CIUDAD DEL VATICANO, 9 oct (ZENIT.org).- «No es fácil ser obispos en la aurora del tercer milenio». Lo reconoció esta mañana el arzobispo Giovanni Battista Re, prefecto de la Congregación vaticana para los Obispos, al inaugurar el congreso «Testigos y servidores de la esperanza».
El encuentro, en el que participan 200 obispos de los cinco continentes, está reflexionando, al final del Jubileo de los obispos, en el papel y los desafíos del obispo en el mundo. Se está celebrando en el Ateneo Pontificio Regina Apostolorum, institución universitaria de los Legionarios de Cristo, con el patrocino de la Congregación para los Obispos.
«El servicio episcopal comporta cada vez más una mayor responsabilidad –ha explicado monseñor Re–, que exige del obispo entregarse totalmente a su Iglesia e infundir confianza y esperanza en la comunidad diocesana, confiada a sus atenciones».
«Para estar a la altura de las exigencias de hoy –concluyó–, el obispo tiene que tener conciencia de los desafíos que comporta la hora presente y tener la valentía humilde para afrontarles, aunque ello exija ir contracorriente».
Como se puede constatar, el Congreso en el que sólo pueden participar los prelados, se ha convertido en una oportunidad única para reflexionar sobre los argumentos que afrontará el próximo Sínodo general, que tendrá lugar en el año 2001, en Roma, en torno a la figura del obispo.

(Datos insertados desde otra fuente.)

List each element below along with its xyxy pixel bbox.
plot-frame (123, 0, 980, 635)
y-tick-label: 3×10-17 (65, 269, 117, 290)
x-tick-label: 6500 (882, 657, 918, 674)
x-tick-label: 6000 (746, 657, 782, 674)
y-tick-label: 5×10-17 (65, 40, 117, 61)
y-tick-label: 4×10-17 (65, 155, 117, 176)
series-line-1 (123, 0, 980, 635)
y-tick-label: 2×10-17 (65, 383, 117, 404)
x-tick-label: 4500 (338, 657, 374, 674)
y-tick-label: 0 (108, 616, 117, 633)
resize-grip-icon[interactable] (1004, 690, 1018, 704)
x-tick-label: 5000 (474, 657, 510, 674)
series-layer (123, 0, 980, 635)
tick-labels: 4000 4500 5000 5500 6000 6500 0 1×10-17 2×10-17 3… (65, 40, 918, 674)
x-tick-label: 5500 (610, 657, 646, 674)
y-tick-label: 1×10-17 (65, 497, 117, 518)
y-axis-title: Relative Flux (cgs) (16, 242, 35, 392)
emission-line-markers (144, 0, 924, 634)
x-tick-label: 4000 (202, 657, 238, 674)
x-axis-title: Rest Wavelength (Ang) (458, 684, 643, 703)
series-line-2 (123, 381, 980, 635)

Monseñor Antonio Cañizares Llovera, arzobispo de Granada (España) explicó, al intervenir en el encuentro, que el obispo debe ser signo de esperanza, no sólo para la Iglesia sino también para la sociedad, siendo servidor del hombre, testigo de Cristo, y evangelizador de la gente.
«Siguiendo el ejemplo del Señor –precisó monseñor Cañizares–, el obispo es servidor de todos, tiene que estar entre la gente y servir especialmente a los que más necesidades tienen. No hay que hacer teorías sobre el servicio; hay que ejercerlo. La vida del obispo consiste en servir con caridad, con el ejemplo, desempeñando el duro trabajo de la difusión del Evangelio. El obispo no debe renunciar a su autoridad, ahora bien, tiene que ejercerla con espíritu de servicio, sin renunciar a la verdad, incluso cuando esto comporta sacrificio».
El arzobispo de Granada, explicó, a continuación, que el obispo no tiene que contentarse con la vida normal de su diócesis, sino comprometerse en la renovación misionera de su gente, «sin retórica –aclaró–, con realismo y humildad, sin angustia ni impaciencia». De este modo, se puede forjar una «Iglesia entusiasta que se siente llamada a ser misionera de su gente, de todos los que sufren, que esperan y que tienen necesidad de la Palabra del Señor para vivir con alegría y serenidad la Buena Noticia fundada en el amor, en los dones y en las promesas de Dios».
Se entiende, así, la importancia de la figura en la renovación de la Iglesia que trajo el Concilio Vaticano II. Juan Pablo II considera que el Jubileo debe ser el culmen de este proceso. Cañizares sueña así esta Iglesia renovada: «Una Iglesia espiritualmente joven, que no se resigna a ser marginal, sino que más bien está comprometida a servir generosamente y con abnegación al Señor y a la comunidad humana. Así, y sólo así, con la ayuda de la gracia de Dios, seremos testigos del Evangelio de la esperanza».